Person of interest questioned in Belmont Central shooting that killed 7-year-old, wounded sister
Serenity Broughton died from the gunshot wounds she suffered to her chest and torso. Her sister, 6-year-old Aubrey, was hit in the chest and armpit.
A person of interest has been taken into custody in connection with a shooting that left a 7-year-old girl dead and her sister wounded last month in Belmont Central.
The person was being questioned by detectives in the Aug. 15 attack, Chicago police said. Further details were not immediately released.
That day, Serenity Broughton, 7, and her 6-year-old sister Aubrey Broughton were with their mother in a car shortly before 3 p.m. in the 6200 block of West Grand Avenue when they were shot, police said.
Chief of Detectives Brendan Deenihan said Chicago police are working with the Cook County states attorney’s office to bring charges but couldn’t give any details.
“They’re obviously in custody for the specific incident,” Deenihan said at a Friday evening news conference. “I don’t want to give out the details of what they may be responsible for regarding that. They’re not charged at this time.”

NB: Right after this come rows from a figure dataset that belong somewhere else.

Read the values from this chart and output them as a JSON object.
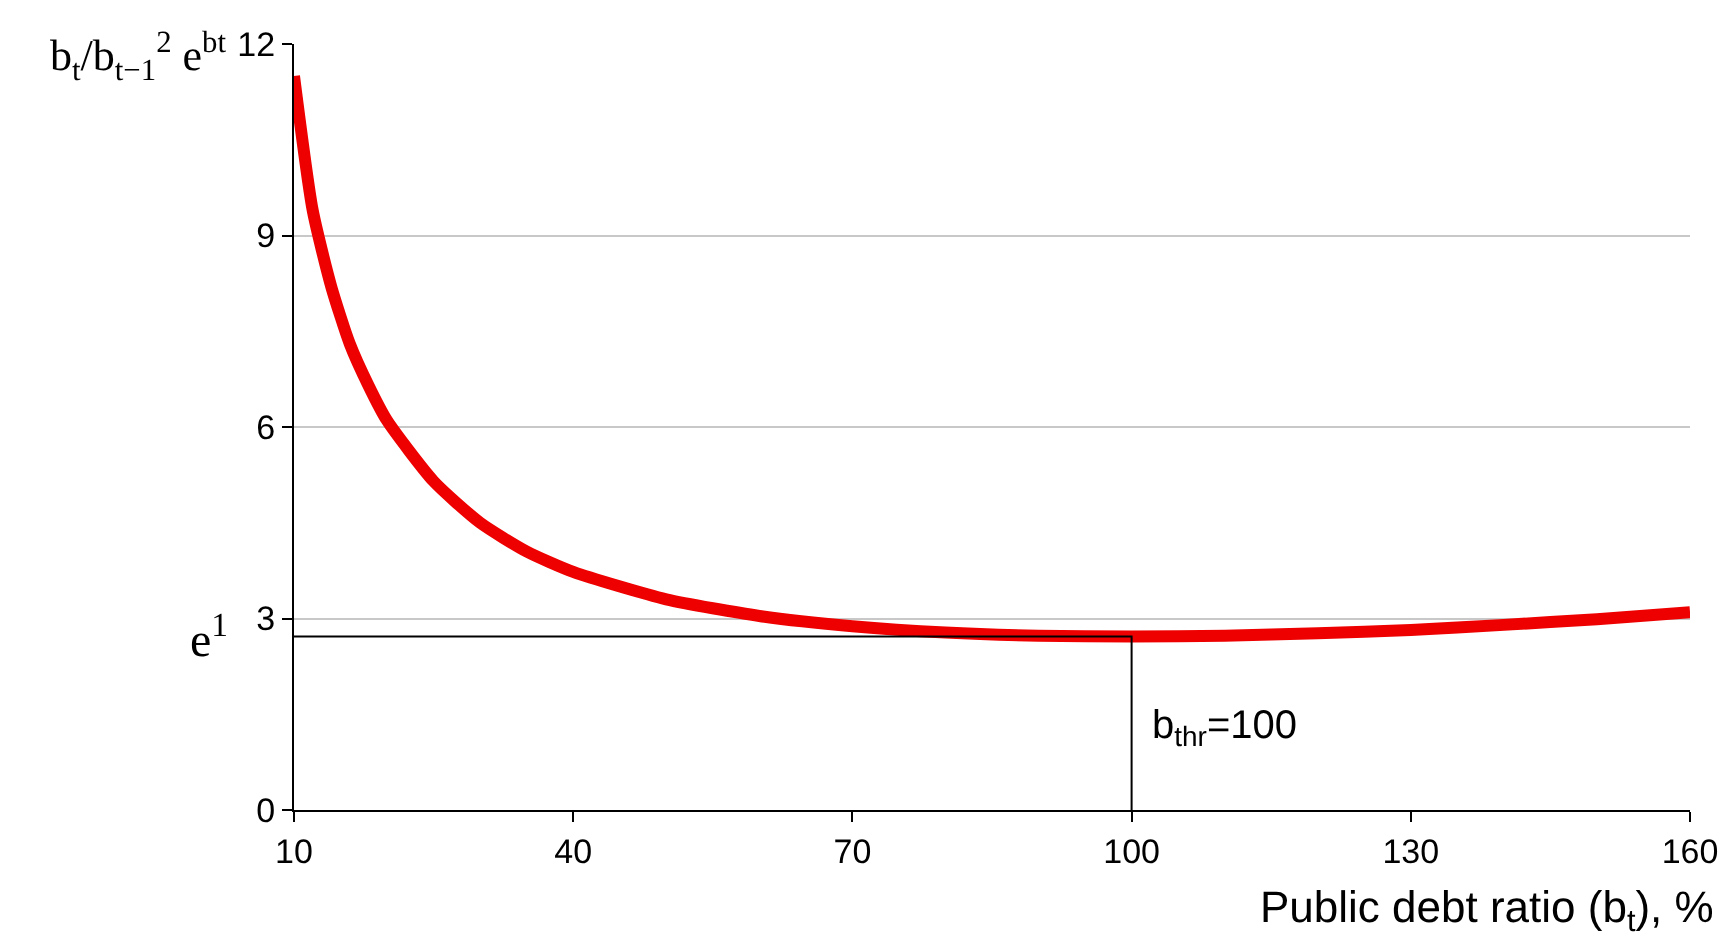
{
  "chart_data": {
    "type": "line",
    "ylabel": "b$_{t}$/b$_{t−1}$$^{2}$ e$^{bt}$",
    "xlabel": "Public debt ratio (b$_{t}$), %",
    "xlim": [
      10,
      160
    ],
    "xticks": [
      10,
      40,
      70,
      100,
      130,
      160
    ],
    "ylim": [
      0,
      12
    ],
    "yticks": [
      0,
      3,
      6,
      9,
      12
    ],
    "grid": "y",
    "marker": "none",
    "series": [
      {
        "color": "#ee0000",
        "x": [
          10,
          12,
          14,
          16,
          18,
          20,
          25,
          30,
          35,
          40,
          50,
          60,
          70,
          80,
          90,
          100,
          110,
          120,
          130,
          140,
          150,
          160
        ],
        "values": [
          11.5,
          9.4,
          8.2,
          7.3,
          6.65,
          6.1,
          5.15,
          4.5,
          4.05,
          3.73,
          3.3,
          3.04,
          2.88,
          2.78,
          2.73,
          2.72,
          2.73,
          2.77,
          2.82,
          2.9,
          2.99,
          3.1
        ]
      },
      {
        "color": "#000000",
        "x": [
          10,
          100,
          100
        ],
        "values": [
          2.72,
          2.72,
          0
        ]
      }
    ],
    "annotations": [
      "e$^{1}$",
      {
        "text": "b$_{thr}$=100",
        "x": 100,
        "y": 1.3
      }
    ]
  }
}
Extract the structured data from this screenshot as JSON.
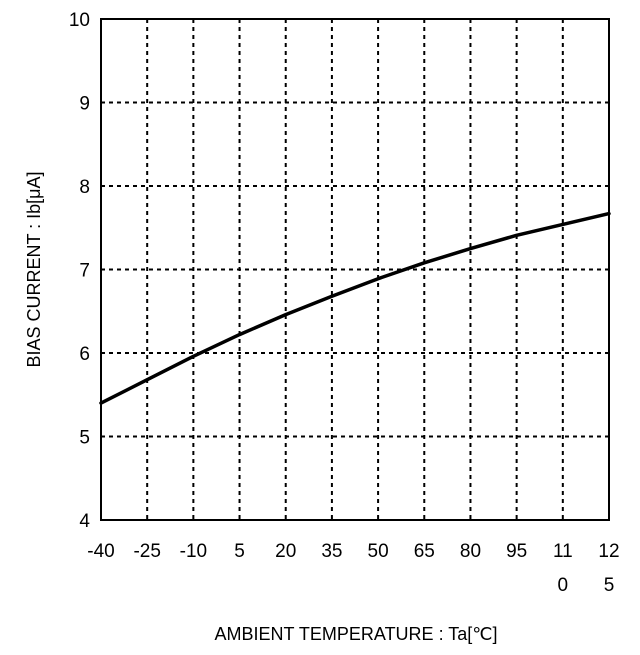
{
  "chart_data": {
    "type": "line",
    "title": "",
    "xlabel": "AMBIENT TEMPERATURE : Ta[℃]",
    "ylabel": "BIAS CURRENT : Ib[μA]",
    "xlim": [
      -40,
      125
    ],
    "ylim": [
      4,
      10
    ],
    "grid": true,
    "legend": "none",
    "x_ticks": [
      -40,
      -25,
      -10,
      5,
      20,
      35,
      50,
      65,
      80,
      95,
      110,
      125
    ],
    "x_tick_labels": [
      [
        "-40"
      ],
      [
        "-25"
      ],
      [
        "-10"
      ],
      [
        "5"
      ],
      [
        "20"
      ],
      [
        "35"
      ],
      [
        "50"
      ],
      [
        "65"
      ],
      [
        "80"
      ],
      [
        "95"
      ],
      [
        "11",
        "0"
      ],
      [
        "12",
        "5"
      ]
    ],
    "y_ticks": [
      4,
      5,
      6,
      7,
      8,
      9,
      10
    ],
    "y_tick_labels": [
      "4",
      "5",
      "6",
      "7",
      "8",
      "9",
      "10"
    ],
    "series": [
      {
        "color": "#000000",
        "x": [
          -40,
          -25,
          -10,
          5,
          20,
          35,
          50,
          65,
          80,
          95,
          110,
          125
        ],
        "y": [
          5.4,
          5.68,
          5.96,
          6.22,
          6.46,
          6.68,
          6.89,
          7.08,
          7.25,
          7.41,
          7.54,
          7.67
        ]
      }
    ]
  }
}
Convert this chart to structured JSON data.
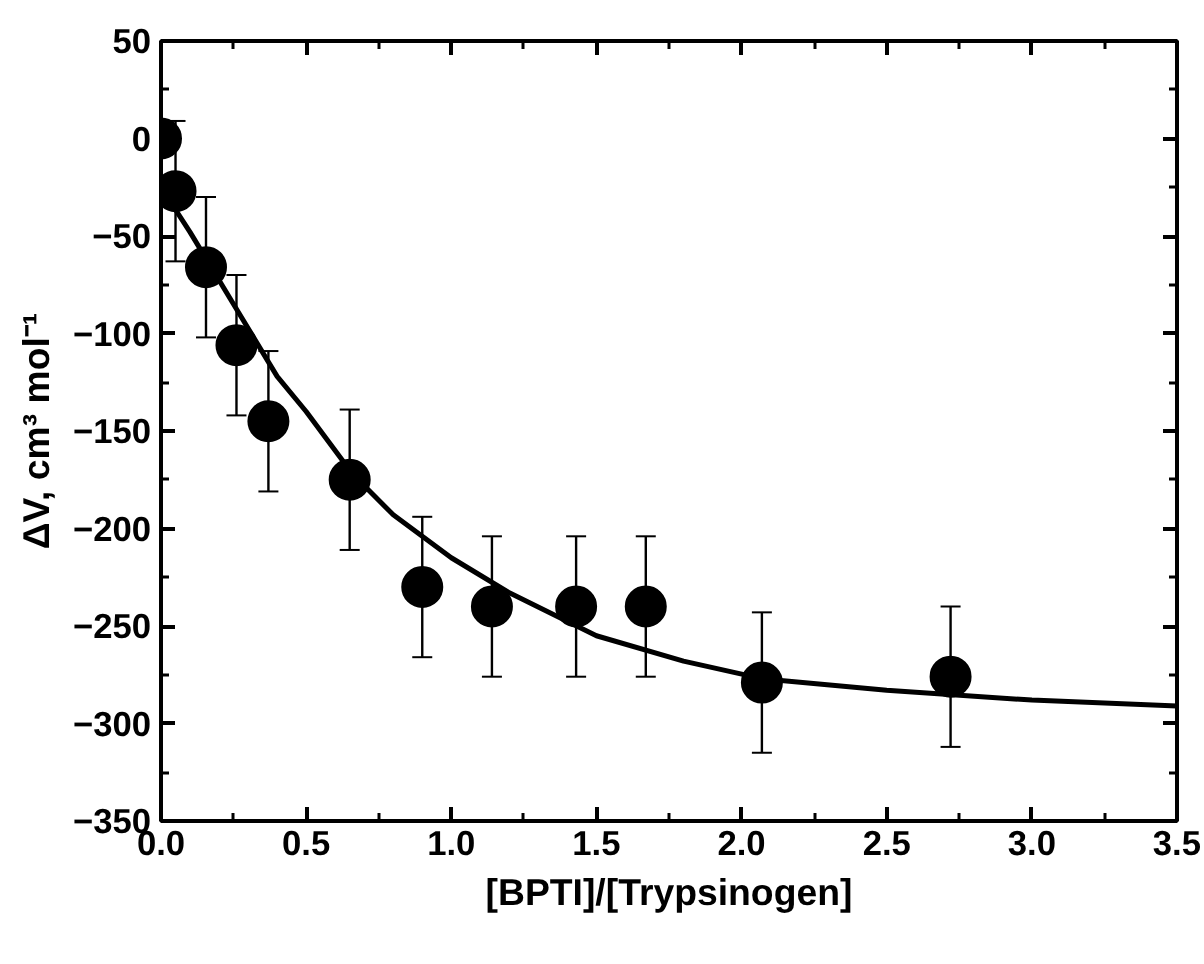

Deenihan said the person was taken into custody approximately “a day and a half ago” and they are “coming down to the wire” for bringing those charges before they must release the person. Deenihan said they believe there are more people involved with the shooting and are working to arrest them as well.
Serenity Broughton died from the gunshot wounds she suffered to her chest and torso. Aubrey was hit in the chest and armpit. Neither the girls nor their mother were intended targets, police said.
Regina Broughton, the girls’ grandmother, said the sisters were very close and that “Serenity enjoyed her sister Aubrey the most.”
“Serenity enjoyed just about everything except being told no,” Regina Broughton said in a text message at the time. “She had the potential to be anything she wanted to be. But she was a child. And her baby sister is missing her and doesn’t understand why her big sister ‘Honey,’ as she calls her, isn’t coming home.”